Shortwave Radio: A changed hobby, and American influence

August 11 got me reminiscing: 52 years ago, on August 11, 1971, I got my first QSL card.

What’s a QSL card?  It’s basically a picture postcard that radio stations send to listeners as verification they actually had listened to that station.  You’d mail in a “reception report” with details about what you heard and how well the signal was received and a QSL card came in the post.  It was/is a big thing in shortwave radio, that part of the spectrum just above the AM band where stations broadcast internationally.  My first QSL was from Radio Prague.

A 12-year old kid getting mail from an then-Iron Curtain country was a big thing.  Gleaning cards from around the world was exciting!

My aunt gave me an old shortwave radio she had and, from that began a hobby that coincided with the golden age of shortwave radio: the 1960s-1980s.  I probably gathered about 40 or so QSL cards.  My most exotic catch?  The Sierra Leone Broadcasting Station, Freetown, West Africa.  Not bad for a kid in Perth Amboy, New Jersey!

Shortwave radio was ascendant in those days for two reasons: without the internet, there was no other rapid communications network and, in the middle of the Cold War, both sides were out to make friends and influence people.  The East was especially active: who would have thought that one of the most powerful English broadcasters was Radio Tirana, Albania?

Shortwave’s changed a lot since then.  For one, it’s a shadow of its heyday.  Because of its Cold War connections, the fall of the Soviet Union led to a lot of stations going off the air, mostly because they couldn’t afford and/or didn’t see the need to stay on it.  The “peace dividend” was also taken out of the hide of shortwave radio, and some of the most popular stations, like Radio Australia, are gone.

The rise of the internet also altered the information landscape.  Why listen to a station with a lot of crackly static whose reception depended on solar conditions when you could have crystal clear audio on demand over the net at a fraction of the cost?  Other popular stations (also driven by information diplomacy on the cheap) also went that route and became shadows of their former selves: think Radio Canada or Swiss Radio International.

This isn’t just memory lane.  I want to raise the question: how are we winning friends and influencing people (especially in their own languages) today?

The biggest international broadcasters—Voice of America, Voice of Russia (old Radio Moscow), China Radio International (old Radio Peking)—are alive and kicking.  And, reverting to pre-Cold War history, private broadcasters (especially religious ones) have taken to the airwaves.

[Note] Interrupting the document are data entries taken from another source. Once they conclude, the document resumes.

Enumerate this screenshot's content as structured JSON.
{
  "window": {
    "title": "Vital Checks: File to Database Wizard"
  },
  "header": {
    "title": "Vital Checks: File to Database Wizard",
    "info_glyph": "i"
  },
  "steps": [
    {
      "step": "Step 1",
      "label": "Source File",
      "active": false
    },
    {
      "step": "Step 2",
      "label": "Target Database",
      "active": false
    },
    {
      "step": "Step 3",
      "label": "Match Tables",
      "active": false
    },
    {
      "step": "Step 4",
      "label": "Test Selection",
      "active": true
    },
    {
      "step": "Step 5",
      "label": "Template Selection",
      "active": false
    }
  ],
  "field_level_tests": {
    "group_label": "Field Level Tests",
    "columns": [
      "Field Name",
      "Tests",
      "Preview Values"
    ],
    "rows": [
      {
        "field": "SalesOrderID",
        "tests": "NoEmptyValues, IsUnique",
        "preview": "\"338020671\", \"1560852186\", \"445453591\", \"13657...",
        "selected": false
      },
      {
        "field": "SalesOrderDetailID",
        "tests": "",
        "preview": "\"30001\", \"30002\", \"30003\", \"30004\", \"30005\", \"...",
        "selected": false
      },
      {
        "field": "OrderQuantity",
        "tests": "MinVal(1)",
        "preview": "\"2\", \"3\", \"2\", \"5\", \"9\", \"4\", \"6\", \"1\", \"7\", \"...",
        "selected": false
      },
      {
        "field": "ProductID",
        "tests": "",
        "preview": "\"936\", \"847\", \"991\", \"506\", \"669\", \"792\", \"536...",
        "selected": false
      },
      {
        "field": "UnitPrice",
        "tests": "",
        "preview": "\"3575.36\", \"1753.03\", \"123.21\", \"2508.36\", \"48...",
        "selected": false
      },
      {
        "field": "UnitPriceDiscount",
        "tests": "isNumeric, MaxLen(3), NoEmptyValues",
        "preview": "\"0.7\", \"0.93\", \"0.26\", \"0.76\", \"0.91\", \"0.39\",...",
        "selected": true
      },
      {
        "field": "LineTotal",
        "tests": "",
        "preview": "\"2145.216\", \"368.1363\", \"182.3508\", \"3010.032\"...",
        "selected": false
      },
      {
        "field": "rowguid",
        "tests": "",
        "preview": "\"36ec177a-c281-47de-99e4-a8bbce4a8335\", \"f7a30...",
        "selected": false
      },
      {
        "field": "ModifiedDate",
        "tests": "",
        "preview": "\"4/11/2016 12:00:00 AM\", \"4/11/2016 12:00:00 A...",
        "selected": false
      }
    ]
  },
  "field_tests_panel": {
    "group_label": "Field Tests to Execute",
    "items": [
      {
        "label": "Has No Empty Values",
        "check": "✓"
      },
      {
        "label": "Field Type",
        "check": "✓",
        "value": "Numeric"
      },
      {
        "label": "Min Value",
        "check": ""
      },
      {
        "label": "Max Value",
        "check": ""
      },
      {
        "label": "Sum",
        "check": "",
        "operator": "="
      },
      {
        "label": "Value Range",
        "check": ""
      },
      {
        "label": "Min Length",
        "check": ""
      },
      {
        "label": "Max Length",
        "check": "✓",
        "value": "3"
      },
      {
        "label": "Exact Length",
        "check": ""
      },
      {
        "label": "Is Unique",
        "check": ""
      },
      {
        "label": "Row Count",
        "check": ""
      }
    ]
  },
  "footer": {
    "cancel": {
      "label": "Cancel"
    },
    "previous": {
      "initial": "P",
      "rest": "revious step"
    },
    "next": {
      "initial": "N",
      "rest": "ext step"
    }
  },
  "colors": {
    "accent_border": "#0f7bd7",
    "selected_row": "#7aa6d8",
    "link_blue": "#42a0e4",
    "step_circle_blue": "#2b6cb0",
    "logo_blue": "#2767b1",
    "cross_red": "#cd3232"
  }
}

My experience showed that medium’s effectiveness.  I learned a great deal about geography and politics through that radio.  It was also my first exposure to disinformation, nor was my instinctual reaction one of cancellation: my certificate as an “Honorary Listener of Radio Sofia, Bulgaria” attests to that.  In the early 1970s, not many of my peers knew about the “Sino-Soviet rift,” much less could hear its practical expression when switching between Radio Tirana, Radio Sofia, and Radio Belgrade.  My expertise in Central European affairs probably began with that radio.  Shortwave may not have made me a friend of our opponents, but it enabled me to understand where they were coming from, both literally and sub-text.

That’s not to say that all change is bad, much less that it can be stopped.  The Internet puts lots of choices at people’s fingertips, and the chances of learning about other countries and cultures are there, albeit differently.  Whether those differences are as stark as they were 52 years ago perhaps says something about the West, too: have we given up propagating what’s uniquely ours in the name of values relativism?

That said, there’s still something different and exciting about a scratchy announcement, “This is Radio Tashkent, the voice of the Uzbek Soviet Socialist Republic,” that FM-quality internet just doesn’t provide.

John M. Grondelski is an independent scholar writing from Falls Church, Virginia. All views expressed are his own.